Turkey Meatball Tortellini

Prep Time: 15 mins | Cook Time: 30 mins | Serves 6+



  • 1 lb. ground turkey
  • 2 tbs. Heinz ketchup
  • 1 egg, beaten
  • 2 sandwich slices of bread soaked in milk, then smooshed
  • 1/8 c. dry bread crumbs (just a couple of sprinkles)
  • 1 tbs. Worschestershire sauce
  • 1 cup Parmasan cheese, grated/shaved/shredded
  • 2 tsp. garlic salt
  • 1 tsp. pepper
The Steps
  1. Combine all the ingredients for the meatballs in a large mixing bowl. Your hands are your best tools! Just make sure they are clean. Hopefully I do not need to iterate that. Squish and mend together all the ingredients- mixture should feel mushy, a little sticky, but not too wet. Add extra bread crumbs if it seems fit. 

  2. Line a cookie sheet with aluminum foil. Using a teaspoon measure, roll mix into balls and place onto the sheet until filled halfway. You will need the other side of the sheet to place the seared meatballs. Place a deep-set skillet over medium-low heat and add 2 tbs. of olive oil. Once the oil is hot, place no more than 10 meatballs into the pan at a time.

  3. Let the meatballs cook on one side for about 3 minutes. Using tongs, flip the meatballs over and cook for another 3 mins. Once both sides are crisp, remove from heat and place on foil-covered cookie sheet. Repeat with remaining meatballs until all have been seared on both sides.
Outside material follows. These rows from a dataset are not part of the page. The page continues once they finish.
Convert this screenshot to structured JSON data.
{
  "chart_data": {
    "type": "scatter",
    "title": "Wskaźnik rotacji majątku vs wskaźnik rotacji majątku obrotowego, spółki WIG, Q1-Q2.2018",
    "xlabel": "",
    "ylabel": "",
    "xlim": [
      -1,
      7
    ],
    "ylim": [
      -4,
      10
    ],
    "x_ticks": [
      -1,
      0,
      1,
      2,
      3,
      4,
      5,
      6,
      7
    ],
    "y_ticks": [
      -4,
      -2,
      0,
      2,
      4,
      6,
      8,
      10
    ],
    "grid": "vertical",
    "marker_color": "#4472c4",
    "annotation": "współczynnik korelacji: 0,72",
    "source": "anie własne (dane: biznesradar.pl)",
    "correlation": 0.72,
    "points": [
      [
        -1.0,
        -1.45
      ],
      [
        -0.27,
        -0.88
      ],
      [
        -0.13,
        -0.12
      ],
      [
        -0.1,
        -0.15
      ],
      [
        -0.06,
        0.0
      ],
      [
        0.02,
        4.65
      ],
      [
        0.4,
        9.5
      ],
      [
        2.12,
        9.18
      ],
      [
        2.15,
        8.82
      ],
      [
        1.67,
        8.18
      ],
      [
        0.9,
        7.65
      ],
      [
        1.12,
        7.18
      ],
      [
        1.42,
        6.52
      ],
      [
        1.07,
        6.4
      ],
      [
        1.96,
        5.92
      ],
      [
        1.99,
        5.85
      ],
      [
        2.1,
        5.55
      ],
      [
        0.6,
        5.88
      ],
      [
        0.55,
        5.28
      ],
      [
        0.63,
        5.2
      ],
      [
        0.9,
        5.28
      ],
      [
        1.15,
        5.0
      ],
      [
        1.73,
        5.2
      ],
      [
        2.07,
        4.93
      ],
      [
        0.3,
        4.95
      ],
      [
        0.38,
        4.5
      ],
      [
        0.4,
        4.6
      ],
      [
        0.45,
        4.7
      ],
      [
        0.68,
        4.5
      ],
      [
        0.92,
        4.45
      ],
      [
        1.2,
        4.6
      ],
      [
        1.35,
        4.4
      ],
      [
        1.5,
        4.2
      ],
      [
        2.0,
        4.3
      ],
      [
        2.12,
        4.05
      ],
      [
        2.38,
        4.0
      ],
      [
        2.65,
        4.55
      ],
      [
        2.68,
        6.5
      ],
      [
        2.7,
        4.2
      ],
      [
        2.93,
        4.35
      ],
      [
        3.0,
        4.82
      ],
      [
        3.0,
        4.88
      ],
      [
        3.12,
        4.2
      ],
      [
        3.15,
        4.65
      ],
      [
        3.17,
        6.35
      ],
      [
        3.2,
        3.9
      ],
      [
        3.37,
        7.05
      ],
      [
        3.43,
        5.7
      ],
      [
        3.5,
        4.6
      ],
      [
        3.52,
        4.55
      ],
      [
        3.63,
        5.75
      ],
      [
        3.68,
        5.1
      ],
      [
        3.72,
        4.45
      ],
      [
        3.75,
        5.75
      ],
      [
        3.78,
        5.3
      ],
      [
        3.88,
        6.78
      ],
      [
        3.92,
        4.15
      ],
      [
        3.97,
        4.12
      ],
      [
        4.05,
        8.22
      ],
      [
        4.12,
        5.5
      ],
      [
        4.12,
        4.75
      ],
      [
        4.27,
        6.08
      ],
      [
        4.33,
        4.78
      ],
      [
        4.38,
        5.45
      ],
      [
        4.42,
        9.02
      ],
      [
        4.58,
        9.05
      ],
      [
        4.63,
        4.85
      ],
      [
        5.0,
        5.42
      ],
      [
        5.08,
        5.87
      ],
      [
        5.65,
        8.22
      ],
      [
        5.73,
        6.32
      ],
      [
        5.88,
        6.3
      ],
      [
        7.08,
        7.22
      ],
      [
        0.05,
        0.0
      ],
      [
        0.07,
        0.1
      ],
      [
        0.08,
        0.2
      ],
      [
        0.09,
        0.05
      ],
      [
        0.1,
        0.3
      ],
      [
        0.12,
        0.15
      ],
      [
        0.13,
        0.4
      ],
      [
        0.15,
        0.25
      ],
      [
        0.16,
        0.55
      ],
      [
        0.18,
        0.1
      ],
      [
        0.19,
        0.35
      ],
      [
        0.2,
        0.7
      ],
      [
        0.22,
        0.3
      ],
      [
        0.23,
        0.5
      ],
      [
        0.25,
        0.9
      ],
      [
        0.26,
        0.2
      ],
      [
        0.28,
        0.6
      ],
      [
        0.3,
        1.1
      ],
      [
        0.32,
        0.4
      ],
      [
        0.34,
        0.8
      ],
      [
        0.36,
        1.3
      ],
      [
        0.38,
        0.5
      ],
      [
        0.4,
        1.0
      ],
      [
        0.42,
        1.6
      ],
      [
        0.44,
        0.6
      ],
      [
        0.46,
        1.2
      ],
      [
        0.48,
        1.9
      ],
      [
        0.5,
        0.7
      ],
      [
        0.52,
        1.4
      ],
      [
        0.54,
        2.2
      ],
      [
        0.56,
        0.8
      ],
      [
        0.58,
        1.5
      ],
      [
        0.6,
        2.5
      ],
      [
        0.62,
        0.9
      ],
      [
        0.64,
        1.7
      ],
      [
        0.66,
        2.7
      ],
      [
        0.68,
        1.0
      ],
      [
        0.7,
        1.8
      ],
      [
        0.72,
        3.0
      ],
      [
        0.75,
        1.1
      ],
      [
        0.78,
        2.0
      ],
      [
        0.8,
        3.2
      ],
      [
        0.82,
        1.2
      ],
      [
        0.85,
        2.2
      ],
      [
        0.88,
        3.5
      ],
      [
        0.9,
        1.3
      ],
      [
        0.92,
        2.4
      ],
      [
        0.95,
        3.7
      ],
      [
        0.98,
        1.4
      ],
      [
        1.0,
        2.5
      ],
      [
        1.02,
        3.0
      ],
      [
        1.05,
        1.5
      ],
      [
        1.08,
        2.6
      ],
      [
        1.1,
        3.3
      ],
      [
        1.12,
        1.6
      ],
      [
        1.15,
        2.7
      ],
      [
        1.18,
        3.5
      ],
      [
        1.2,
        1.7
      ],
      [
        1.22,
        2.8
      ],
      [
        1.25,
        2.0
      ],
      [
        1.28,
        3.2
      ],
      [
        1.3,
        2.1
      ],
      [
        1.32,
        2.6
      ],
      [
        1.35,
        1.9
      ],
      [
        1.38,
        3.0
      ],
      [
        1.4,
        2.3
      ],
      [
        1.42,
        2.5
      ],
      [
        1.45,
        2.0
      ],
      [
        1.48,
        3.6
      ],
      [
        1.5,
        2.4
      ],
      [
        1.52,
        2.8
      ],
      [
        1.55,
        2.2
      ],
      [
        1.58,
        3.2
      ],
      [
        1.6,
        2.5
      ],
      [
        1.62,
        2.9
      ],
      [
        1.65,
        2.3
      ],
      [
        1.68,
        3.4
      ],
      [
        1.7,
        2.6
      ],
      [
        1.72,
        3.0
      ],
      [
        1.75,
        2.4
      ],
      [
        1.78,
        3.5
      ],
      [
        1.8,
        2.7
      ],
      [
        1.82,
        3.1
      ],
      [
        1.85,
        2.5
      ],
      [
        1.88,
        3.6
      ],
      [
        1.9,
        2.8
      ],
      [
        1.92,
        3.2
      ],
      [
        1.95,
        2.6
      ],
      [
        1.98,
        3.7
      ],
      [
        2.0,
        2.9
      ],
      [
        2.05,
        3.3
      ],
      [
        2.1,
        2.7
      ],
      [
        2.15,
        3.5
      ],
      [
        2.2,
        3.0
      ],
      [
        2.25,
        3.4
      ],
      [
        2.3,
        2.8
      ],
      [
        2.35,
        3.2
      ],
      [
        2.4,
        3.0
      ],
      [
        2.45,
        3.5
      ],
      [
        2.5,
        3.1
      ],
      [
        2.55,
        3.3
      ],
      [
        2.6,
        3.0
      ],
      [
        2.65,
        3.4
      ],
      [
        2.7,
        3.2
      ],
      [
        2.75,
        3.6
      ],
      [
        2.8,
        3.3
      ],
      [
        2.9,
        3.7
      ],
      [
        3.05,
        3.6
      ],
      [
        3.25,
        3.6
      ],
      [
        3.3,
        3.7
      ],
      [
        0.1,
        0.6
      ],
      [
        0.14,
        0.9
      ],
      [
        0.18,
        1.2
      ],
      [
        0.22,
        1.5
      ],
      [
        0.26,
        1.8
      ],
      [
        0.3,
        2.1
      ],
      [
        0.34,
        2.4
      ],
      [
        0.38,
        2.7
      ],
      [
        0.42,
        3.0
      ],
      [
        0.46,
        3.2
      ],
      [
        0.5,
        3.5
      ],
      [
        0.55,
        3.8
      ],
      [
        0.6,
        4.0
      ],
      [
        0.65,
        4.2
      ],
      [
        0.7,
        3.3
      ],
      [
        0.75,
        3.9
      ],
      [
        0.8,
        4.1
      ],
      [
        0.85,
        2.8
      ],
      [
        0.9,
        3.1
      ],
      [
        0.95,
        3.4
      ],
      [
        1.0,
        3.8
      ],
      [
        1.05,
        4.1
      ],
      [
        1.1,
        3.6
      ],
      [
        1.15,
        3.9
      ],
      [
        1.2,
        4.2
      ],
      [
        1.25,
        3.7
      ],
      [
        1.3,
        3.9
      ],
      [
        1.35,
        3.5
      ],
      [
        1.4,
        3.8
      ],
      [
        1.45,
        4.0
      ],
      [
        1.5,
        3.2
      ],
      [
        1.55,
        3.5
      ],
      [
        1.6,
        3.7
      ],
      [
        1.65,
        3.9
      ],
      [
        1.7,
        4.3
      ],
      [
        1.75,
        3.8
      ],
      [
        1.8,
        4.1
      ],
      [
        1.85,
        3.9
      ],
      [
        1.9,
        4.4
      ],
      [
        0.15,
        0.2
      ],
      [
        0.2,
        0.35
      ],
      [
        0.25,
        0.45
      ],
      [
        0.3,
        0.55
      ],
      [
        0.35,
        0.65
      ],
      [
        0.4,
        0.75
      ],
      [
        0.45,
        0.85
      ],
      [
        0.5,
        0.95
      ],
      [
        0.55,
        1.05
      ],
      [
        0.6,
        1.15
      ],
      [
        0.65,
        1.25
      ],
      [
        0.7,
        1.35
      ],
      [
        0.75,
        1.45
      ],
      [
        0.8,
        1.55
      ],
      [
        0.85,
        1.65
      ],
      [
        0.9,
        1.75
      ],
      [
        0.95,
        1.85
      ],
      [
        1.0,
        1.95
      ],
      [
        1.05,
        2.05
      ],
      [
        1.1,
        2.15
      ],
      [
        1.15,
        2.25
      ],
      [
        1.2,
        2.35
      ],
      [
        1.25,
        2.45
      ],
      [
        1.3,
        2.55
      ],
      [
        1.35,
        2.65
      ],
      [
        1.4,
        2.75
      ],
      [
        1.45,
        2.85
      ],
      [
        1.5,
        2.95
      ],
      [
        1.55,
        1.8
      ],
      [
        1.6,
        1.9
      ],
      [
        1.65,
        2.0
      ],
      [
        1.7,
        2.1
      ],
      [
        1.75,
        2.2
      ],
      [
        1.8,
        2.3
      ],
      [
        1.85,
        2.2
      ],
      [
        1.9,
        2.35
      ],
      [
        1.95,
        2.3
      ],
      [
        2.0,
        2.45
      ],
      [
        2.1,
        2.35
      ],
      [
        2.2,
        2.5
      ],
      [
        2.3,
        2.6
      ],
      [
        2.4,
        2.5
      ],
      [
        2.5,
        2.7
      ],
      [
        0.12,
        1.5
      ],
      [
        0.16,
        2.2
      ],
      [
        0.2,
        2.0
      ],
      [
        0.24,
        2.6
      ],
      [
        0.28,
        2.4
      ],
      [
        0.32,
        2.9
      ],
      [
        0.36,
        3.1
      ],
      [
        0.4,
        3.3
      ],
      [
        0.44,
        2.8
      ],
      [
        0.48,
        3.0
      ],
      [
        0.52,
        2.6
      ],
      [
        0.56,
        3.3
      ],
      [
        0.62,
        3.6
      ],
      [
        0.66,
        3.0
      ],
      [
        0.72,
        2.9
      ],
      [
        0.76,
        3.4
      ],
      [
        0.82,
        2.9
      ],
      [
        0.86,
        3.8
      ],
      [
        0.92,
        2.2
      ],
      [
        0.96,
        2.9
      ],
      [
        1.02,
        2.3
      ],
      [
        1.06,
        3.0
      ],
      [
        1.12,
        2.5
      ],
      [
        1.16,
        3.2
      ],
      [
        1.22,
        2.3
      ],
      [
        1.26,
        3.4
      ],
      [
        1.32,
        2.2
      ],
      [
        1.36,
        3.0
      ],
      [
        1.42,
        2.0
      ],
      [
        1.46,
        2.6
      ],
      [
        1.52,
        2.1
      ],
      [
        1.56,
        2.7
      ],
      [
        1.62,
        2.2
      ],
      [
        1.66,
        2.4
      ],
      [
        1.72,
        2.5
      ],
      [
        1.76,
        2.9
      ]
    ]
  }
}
  4. Place the chicken broth into a sauce pan over high heat. Once boiling, add in the package of tortellini, and be sure to add in a tiny glub of olive oil so that the goodies don't stick together. Cook for about 7 minutes and then remove from heat (but DO NOT drain!!!!)

  5. In the same pan as the meatballs were cooked, place the diced onion and cook until steamy, or about 5 minutes. Add in the white wine and cook for another 5 mins. Add in the garlic, the balsamic vinegar, and the garlic salt and pepper. I love to add in a little crushed red pepper as well, but this is up to you- if you like the heat then toss it on in. At this point, you can add in the halved cherry tomatoes.

  6. Be sure to mix in well so that nothing on the bottom burns. Turn down the heat to low and add the seared meatballs back to the mix. Here comes the fun! (As a precautionary warning, if your skillet is not super deep-set, it is now that you would transfer to a large stock pot.) Pour the whole sauce pan of tortellini and chicken broth into the meatball/tomato/onion & garlic delightfulness. Let simmer on low, low heat for about 10 minutes.

  7. Just before serving, add in the Parmesan cheese and stir. Make sure you get a good scoop of the broth; you will not regret any extra slurps!!